If you replace 2 with 1 in your recurrence, you get the random Fibonacci sequence. Viswanath has proven that the random Fibonacci sequence almost surely has exponential growth (and gives the growth constant). I haven't carefully read the proof, though, so I can't comment on how it could be adapted to the case you're interested in.

Kesten and Furstenberg showed quite a while ago that the limit you say is around 1.91 at least exists, by restating the problem as one about multiplication of random matrices.

To start with: the sequence can be written as \begin{equation} x_{n+1} = 2 x_{n} + e_{n+1} x_{n-1} \; [1] \end{equation}

where $e_n$ is a sequence of iid Bernoully variables taking the values $(1,-1)$ with equal probabilities.
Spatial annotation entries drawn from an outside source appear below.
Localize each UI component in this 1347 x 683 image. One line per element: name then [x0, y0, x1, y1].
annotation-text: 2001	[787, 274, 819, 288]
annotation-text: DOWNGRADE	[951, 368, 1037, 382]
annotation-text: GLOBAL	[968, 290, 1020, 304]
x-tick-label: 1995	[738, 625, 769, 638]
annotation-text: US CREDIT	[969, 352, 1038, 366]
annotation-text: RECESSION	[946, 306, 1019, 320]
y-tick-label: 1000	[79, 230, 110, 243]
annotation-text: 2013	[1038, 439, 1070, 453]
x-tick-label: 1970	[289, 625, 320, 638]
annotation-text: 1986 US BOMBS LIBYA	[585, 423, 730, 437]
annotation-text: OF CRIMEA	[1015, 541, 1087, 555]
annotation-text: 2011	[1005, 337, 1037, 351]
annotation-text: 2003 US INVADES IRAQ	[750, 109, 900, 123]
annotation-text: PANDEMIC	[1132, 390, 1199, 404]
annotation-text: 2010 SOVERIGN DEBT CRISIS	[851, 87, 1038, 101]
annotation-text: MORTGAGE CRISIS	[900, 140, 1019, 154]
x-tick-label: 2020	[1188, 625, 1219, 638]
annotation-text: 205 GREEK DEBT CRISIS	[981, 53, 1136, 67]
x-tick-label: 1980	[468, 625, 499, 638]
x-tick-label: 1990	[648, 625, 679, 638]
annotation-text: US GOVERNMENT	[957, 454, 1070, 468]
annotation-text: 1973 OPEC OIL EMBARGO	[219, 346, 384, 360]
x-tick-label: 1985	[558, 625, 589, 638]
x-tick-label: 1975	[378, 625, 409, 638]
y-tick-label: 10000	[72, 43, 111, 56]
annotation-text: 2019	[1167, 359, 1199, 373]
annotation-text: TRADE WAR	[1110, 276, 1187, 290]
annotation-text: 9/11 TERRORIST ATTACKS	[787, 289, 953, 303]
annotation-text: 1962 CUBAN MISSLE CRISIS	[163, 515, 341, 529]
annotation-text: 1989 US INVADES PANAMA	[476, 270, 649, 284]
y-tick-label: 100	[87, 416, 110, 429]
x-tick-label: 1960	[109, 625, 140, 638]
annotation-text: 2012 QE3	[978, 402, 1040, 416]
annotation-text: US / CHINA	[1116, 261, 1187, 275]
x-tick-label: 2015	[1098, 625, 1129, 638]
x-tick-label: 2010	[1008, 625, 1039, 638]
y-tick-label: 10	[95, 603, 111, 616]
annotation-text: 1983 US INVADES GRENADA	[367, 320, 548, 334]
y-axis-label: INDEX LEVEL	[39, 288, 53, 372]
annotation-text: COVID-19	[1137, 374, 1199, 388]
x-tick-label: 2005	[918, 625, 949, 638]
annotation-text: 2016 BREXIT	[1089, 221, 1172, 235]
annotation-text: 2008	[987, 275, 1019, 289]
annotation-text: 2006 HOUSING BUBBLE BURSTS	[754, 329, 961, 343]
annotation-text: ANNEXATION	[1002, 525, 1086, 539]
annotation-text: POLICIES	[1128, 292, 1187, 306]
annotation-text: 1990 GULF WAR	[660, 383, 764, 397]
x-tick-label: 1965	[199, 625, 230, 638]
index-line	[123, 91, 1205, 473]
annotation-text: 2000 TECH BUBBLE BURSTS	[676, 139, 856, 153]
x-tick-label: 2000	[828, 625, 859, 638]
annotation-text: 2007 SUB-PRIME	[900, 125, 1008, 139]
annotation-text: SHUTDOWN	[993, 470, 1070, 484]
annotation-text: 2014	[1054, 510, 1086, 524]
Now, taking expectations, and because $e_{n+1}$ and $x_{n-1}$ are independent, it results that $E(x_n) = 2^{n-1}$

Hence, I'd say that, if the sequence $x_n^{1/n}$ converges, it should converge to 2.

== continued ==

Let's see if we can compute the variance. Multiplying by $x_{n+1}$ and taking expectations:

\begin{equation} E(x^2_{n+1})=2E(x_n x_{n+1}) + E(e_{n+1} x_{n+1} x_{n-1}) \; [2] \end{equation}

To compute the first term we multiply [1] by $x_{n}$

\begin{equation} E(x_n x_{n+1})= 2 E(x_n^2) + E(e_{n+1} x_{n} x_{n-1}) = 2 E(x_n^2) \; [3] \end{equation}

To compute the second term we multiply [1] by $e_{n+1} x_{m-1}$ and recall that $e_{n+1}^2 =1$

\begin{equation} E(e_{n+1} x_{n+1} x_{n-1}) = 2 E(e_{n+1} x_{n-1} x_{n}) + E(e_{n+1}^2) = E(e_{n+1}^2) \; [4] \end{equation}

Hence

\begin{equation} E(x_{n+1}^2) = 4 E(x^2_n) + E(x^2_{n-1}) \; [5] \end{equation}

====

Updated: this doesnt lead where I expected to ... I thought that the linearly-normalized sequence (say, $x_n / 2^n$ ) would have an asymtotically vanishing variance, but this does not appear to be so.